The last few groans of distorted guitar died away, and after a pause the audience reacted. Some cheered, but others booed. As a smattering of listeners made their way to the exits, someone in the audience yelled an insult. John Zorn, standing centre stage between Laurie Anderson and Lou Reed, cupped his hands around his mouth, and responded with language too strong to publish here.

So much for music having charms to soothe a savage breast.

To understand why people were so upset, you'd have to go back to 1975, when Reed capped several albums of commercial, mainstream rock with Metal Machine Music, a double LP of vocal-less, electronic noise. Some listeners and critics applauded the move, but people who loved Sweet Jane and Walk on the Wild Side were outraged.
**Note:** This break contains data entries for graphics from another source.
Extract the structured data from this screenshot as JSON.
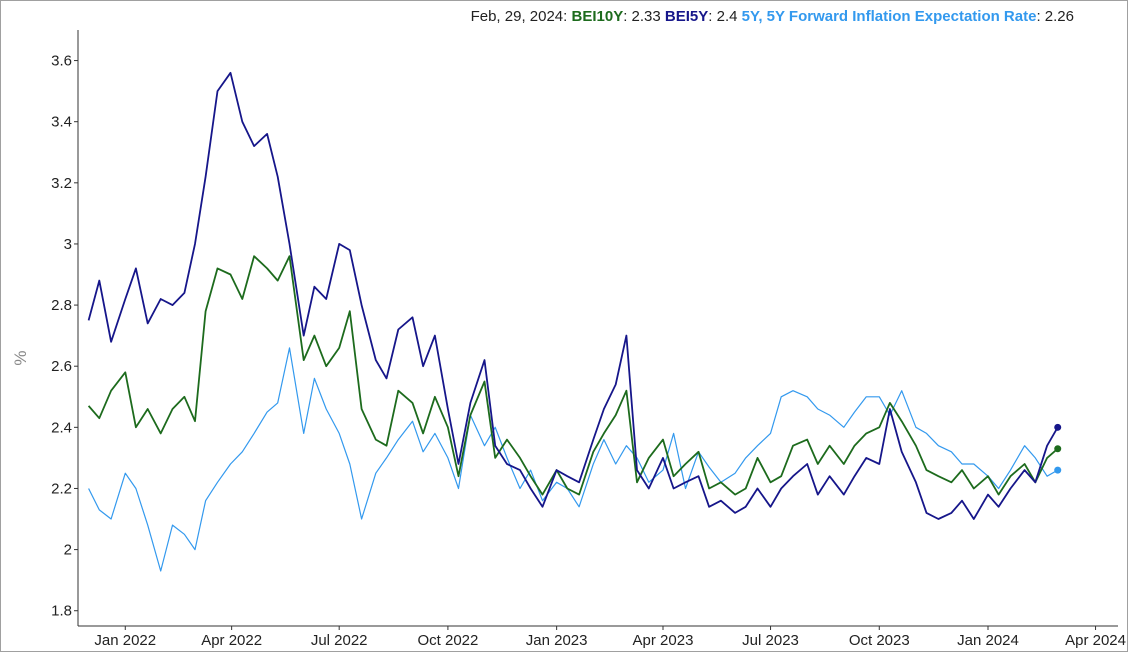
{
  "legend": {
    "date": "Feb, 29, 2024",
    "bei10y_name": "BEI10Y",
    "bei10y_value": "2.33",
    "bei5y_name": "BEI5Y",
    "bei5y_value": "2.4",
    "fwd_name": "5Y, 5Y Forward Inflation Expectation Rate",
    "fwd_value": "2.26"
  },
  "chart_data": {
    "type": "line",
    "ylabel": "%",
    "xlabel": "",
    "ylim": [
      1.75,
      3.7
    ],
    "xlim": [
      "2021-11-22",
      "2024-04-20"
    ],
    "yticks": [
      1.8,
      2,
      2.2,
      2.4,
      2.6,
      2.8,
      3,
      3.2,
      3.4,
      3.6
    ],
    "ytick_labels": [
      "1.8",
      "2",
      "2.2",
      "2.4",
      "2.6",
      "2.8",
      "3",
      "3.2",
      "3.4",
      "3.6"
    ],
    "xticks": [
      "Jan 2022",
      "Apr 2022",
      "Jul 2022",
      "Oct 2022",
      "Jan 2023",
      "Apr 2023",
      "Jul 2023",
      "Oct 2023",
      "Jan 2024",
      "Apr 2024"
    ],
    "xtick_dates": [
      "2022-01-01",
      "2022-04-01",
      "2022-07-01",
      "2022-10-01",
      "2023-01-01",
      "2023-04-01",
      "2023-07-01",
      "2023-10-01",
      "2024-01-01",
      "2024-04-01"
    ],
    "grid": false,
    "legend_position": "top-right",
    "series": [
      {
        "name": "5Y, 5Y Forward Inflation Expectation Rate",
        "color": "#3399ee",
        "x": [
          "2021-12-01",
          "2021-12-10",
          "2021-12-20",
          "2022-01-01",
          "2022-01-10",
          "2022-01-20",
          "2022-01-31",
          "2022-02-10",
          "2022-02-20",
          "2022-03-01",
          "2022-03-10",
          "2022-03-20",
          "2022-03-31",
          "2022-04-10",
          "2022-04-20",
          "2022-05-01",
          "2022-05-10",
          "2022-05-20",
          "2022-06-01",
          "2022-06-10",
          "2022-06-20",
          "2022-07-01",
          "2022-07-10",
          "2022-07-20",
          "2022-08-01",
          "2022-08-10",
          "2022-08-20",
          "2022-09-01",
          "2022-09-10",
          "2022-09-20",
          "2022-10-01",
          "2022-10-10",
          "2022-10-20",
          "2022-11-01",
          "2022-11-10",
          "2022-11-20",
          "2022-12-01",
          "2022-12-10",
          "2022-12-20",
          "2023-01-01",
          "2023-01-10",
          "2023-01-20",
          "2023-02-01",
          "2023-02-10",
          "2023-02-20",
          "2023-03-01",
          "2023-03-10",
          "2023-03-20",
          "2023-04-01",
          "2023-04-10",
          "2023-04-20",
          "2023-05-01",
          "2023-05-10",
          "2023-05-20",
          "2023-06-01",
          "2023-06-10",
          "2023-06-20",
          "2023-07-01",
          "2023-07-10",
          "2023-07-20",
          "2023-08-01",
          "2023-08-10",
          "2023-08-20",
          "2023-09-01",
          "2023-09-10",
          "2023-09-20",
          "2023-10-01",
          "2023-10-10",
          "2023-10-20",
          "2023-11-01",
          "2023-11-10",
          "2023-11-20",
          "2023-12-01",
          "2023-12-10",
          "2023-12-20",
          "2024-01-01",
          "2024-01-10",
          "2024-01-20",
          "2024-02-01",
          "2024-02-10",
          "2024-02-20",
          "2024-02-29"
        ],
        "values": [
          2.2,
          2.13,
          2.1,
          2.25,
          2.2,
          2.08,
          1.93,
          2.08,
          2.05,
          2.0,
          2.16,
          2.22,
          2.28,
          2.32,
          2.38,
          2.45,
          2.48,
          2.66,
          2.38,
          2.56,
          2.46,
          2.38,
          2.28,
          2.1,
          2.25,
          2.3,
          2.36,
          2.42,
          2.32,
          2.38,
          2.3,
          2.2,
          2.44,
          2.34,
          2.4,
          2.3,
          2.2,
          2.26,
          2.16,
          2.22,
          2.2,
          2.14,
          2.28,
          2.36,
          2.28,
          2.34,
          2.3,
          2.22,
          2.26,
          2.38,
          2.2,
          2.32,
          2.27,
          2.22,
          2.25,
          2.3,
          2.34,
          2.38,
          2.5,
          2.52,
          2.5,
          2.46,
          2.44,
          2.4,
          2.45,
          2.5,
          2.5,
          2.44,
          2.52,
          2.4,
          2.38,
          2.34,
          2.32,
          2.28,
          2.28,
          2.24,
          2.2,
          2.26,
          2.34,
          2.3,
          2.24,
          2.26
        ]
      },
      {
        "name": "BEI10Y",
        "color": "#1d6b1d",
        "x": [
          "2021-12-01",
          "2021-12-10",
          "2021-12-20",
          "2022-01-01",
          "2022-01-10",
          "2022-01-20",
          "2022-01-31",
          "2022-02-10",
          "2022-02-20",
          "2022-03-01",
          "2022-03-10",
          "2022-03-20",
          "2022-03-31",
          "2022-04-10",
          "2022-04-20",
          "2022-05-01",
          "2022-05-10",
          "2022-05-20",
          "2022-06-01",
          "2022-06-10",
          "2022-06-20",
          "2022-07-01",
          "2022-07-10",
          "2022-07-20",
          "2022-08-01",
          "2022-08-10",
          "2022-08-20",
          "2022-09-01",
          "2022-09-10",
          "2022-09-20",
          "2022-10-01",
          "2022-10-10",
          "2022-10-20",
          "2022-11-01",
          "2022-11-10",
          "2022-11-20",
          "2022-12-01",
          "2022-12-10",
          "2022-12-20",
          "2023-01-01",
          "2023-01-10",
          "2023-01-20",
          "2023-02-01",
          "2023-02-10",
          "2023-02-20",
          "2023-03-01",
          "2023-03-10",
          "2023-03-20",
          "2023-04-01",
          "2023-04-10",
          "2023-04-20",
          "2023-05-01",
          "2023-05-10",
          "2023-05-20",
          "2023-06-01",
          "2023-06-10",
          "2023-06-20",
          "2023-07-01",
          "2023-07-10",
          "2023-07-20",
          "2023-08-01",
          "2023-08-10",
          "2023-08-20",
          "2023-09-01",
          "2023-09-10",
          "2023-09-20",
          "2023-10-01",
          "2023-10-10",
          "2023-10-20",
          "2023-11-01",
          "2023-11-10",
          "2023-11-20",
          "2023-12-01",
          "2023-12-10",
          "2023-12-20",
          "2024-01-01",
          "2024-01-10",
          "2024-01-20",
          "2024-02-01",
          "2024-02-10",
          "2024-02-20",
          "2024-02-29"
        ],
        "values": [
          2.47,
          2.43,
          2.52,
          2.58,
          2.4,
          2.46,
          2.38,
          2.46,
          2.5,
          2.42,
          2.78,
          2.92,
          2.9,
          2.82,
          2.96,
          2.92,
          2.88,
          2.96,
          2.62,
          2.7,
          2.6,
          2.66,
          2.78,
          2.46,
          2.36,
          2.34,
          2.52,
          2.48,
          2.38,
          2.5,
          2.4,
          2.24,
          2.44,
          2.55,
          2.3,
          2.36,
          2.3,
          2.24,
          2.18,
          2.26,
          2.2,
          2.18,
          2.32,
          2.38,
          2.44,
          2.52,
          2.22,
          2.3,
          2.36,
          2.24,
          2.28,
          2.32,
          2.2,
          2.22,
          2.18,
          2.2,
          2.3,
          2.22,
          2.24,
          2.34,
          2.36,
          2.28,
          2.34,
          2.28,
          2.34,
          2.38,
          2.4,
          2.48,
          2.42,
          2.34,
          2.26,
          2.24,
          2.22,
          2.26,
          2.2,
          2.24,
          2.18,
          2.24,
          2.28,
          2.22,
          2.3,
          2.33
        ]
      },
      {
        "name": "BEI5Y",
        "color": "#16168a",
        "x": [
          "2021-12-01",
          "2021-12-10",
          "2021-12-20",
          "2022-01-01",
          "2022-01-10",
          "2022-01-20",
          "2022-01-31",
          "2022-02-10",
          "2022-02-20",
          "2022-03-01",
          "2022-03-10",
          "2022-03-20",
          "2022-03-31",
          "2022-04-10",
          "2022-04-20",
          "2022-05-01",
          "2022-05-10",
          "2022-05-20",
          "2022-06-01",
          "2022-06-10",
          "2022-06-20",
          "2022-07-01",
          "2022-07-10",
          "2022-07-20",
          "2022-08-01",
          "2022-08-10",
          "2022-08-20",
          "2022-09-01",
          "2022-09-10",
          "2022-09-20",
          "2022-10-01",
          "2022-10-10",
          "2022-10-20",
          "2022-11-01",
          "2022-11-10",
          "2022-11-20",
          "2022-12-01",
          "2022-12-10",
          "2022-12-20",
          "2023-01-01",
          "2023-01-10",
          "2023-01-20",
          "2023-02-01",
          "2023-02-10",
          "2023-02-20",
          "2023-03-01",
          "2023-03-10",
          "2023-03-20",
          "2023-04-01",
          "2023-04-10",
          "2023-04-20",
          "2023-05-01",
          "2023-05-10",
          "2023-05-20",
          "2023-06-01",
          "2023-06-10",
          "2023-06-20",
          "2023-07-01",
          "2023-07-10",
          "2023-07-20",
          "2023-08-01",
          "2023-08-10",
          "2023-08-20",
          "2023-09-01",
          "2023-09-10",
          "2023-09-20",
          "2023-10-01",
          "2023-10-10",
          "2023-10-20",
          "2023-11-01",
          "2023-11-10",
          "2023-11-20",
          "2023-12-01",
          "2023-12-10",
          "2023-12-20",
          "2024-01-01",
          "2024-01-10",
          "2024-01-20",
          "2024-02-01",
          "2024-02-10",
          "2024-02-20",
          "2024-02-29"
        ],
        "values": [
          2.75,
          2.88,
          2.68,
          2.82,
          2.92,
          2.74,
          2.82,
          2.8,
          2.84,
          3.0,
          3.22,
          3.5,
          3.56,
          3.4,
          3.32,
          3.36,
          3.22,
          3.0,
          2.7,
          2.86,
          2.82,
          3.0,
          2.98,
          2.8,
          2.62,
          2.56,
          2.72,
          2.76,
          2.6,
          2.7,
          2.46,
          2.28,
          2.48,
          2.62,
          2.34,
          2.28,
          2.26,
          2.2,
          2.14,
          2.26,
          2.24,
          2.22,
          2.36,
          2.46,
          2.54,
          2.7,
          2.26,
          2.2,
          2.3,
          2.2,
          2.22,
          2.24,
          2.14,
          2.16,
          2.12,
          2.14,
          2.2,
          2.14,
          2.2,
          2.24,
          2.28,
          2.18,
          2.24,
          2.18,
          2.24,
          2.3,
          2.28,
          2.46,
          2.32,
          2.22,
          2.12,
          2.1,
          2.12,
          2.16,
          2.1,
          2.18,
          2.14,
          2.2,
          2.26,
          2.22,
          2.34,
          2.4
        ]
      }
    ]
  }
}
Apparently, they still are.

Friday's concert consisted of four improvised instrumentals (plus an encore), and while it was hardly Metal Machine live, it certainly drew heavily from that aesthetic. Not only was there no singing, there was also no rhythm section, just Anderson's violin and keyboard, Zorn's alto saxophone, and Reed's guitar and effect pedals.

Nor was there much in the way of song form or conventional melody. Instead, the three seemed more interested in texture and colour, as if they were working on the aural equivalent of an abstract painting. Reed's guitar, treated to allow for sustained tones rich with harmonics and distortion, offered bold, dark strokes like a Franz Kline painting; Zorn's free jazz alto splattered notes Jackson Pollack-style; Anderson, sliding her fingers lightly across the strings as she bowed, dappled the sound with sparkling harmonics, lending it a sort Jasper Johns finish.

There were moments of stunning synchronicity, as on the first piece when all three locked onto a sudden consonance and built waves of sound, with Zorn wailing a tonic drone as Anderson and Reed worked a simple chord progression. There were moments of surprising lyricism, as on the second piece when Anderson slipped beneath clouds of smoky guitar to play a sort of Viennese melody (more old-style than new school). And there were moments, as there always are with improvised performances, when all three seemed at a loss as to what to do next. But they played on regardless.

Perhaps the most surprising thing about the concert was that, despite the high-volume shrieks of Zorn's alto and the epic amount of distortion Reed employed, the music had none of the sonic overkill that leads to post-concert tinnitus. So even if it wasn't exactly easy on the ears, it was at least kind to them.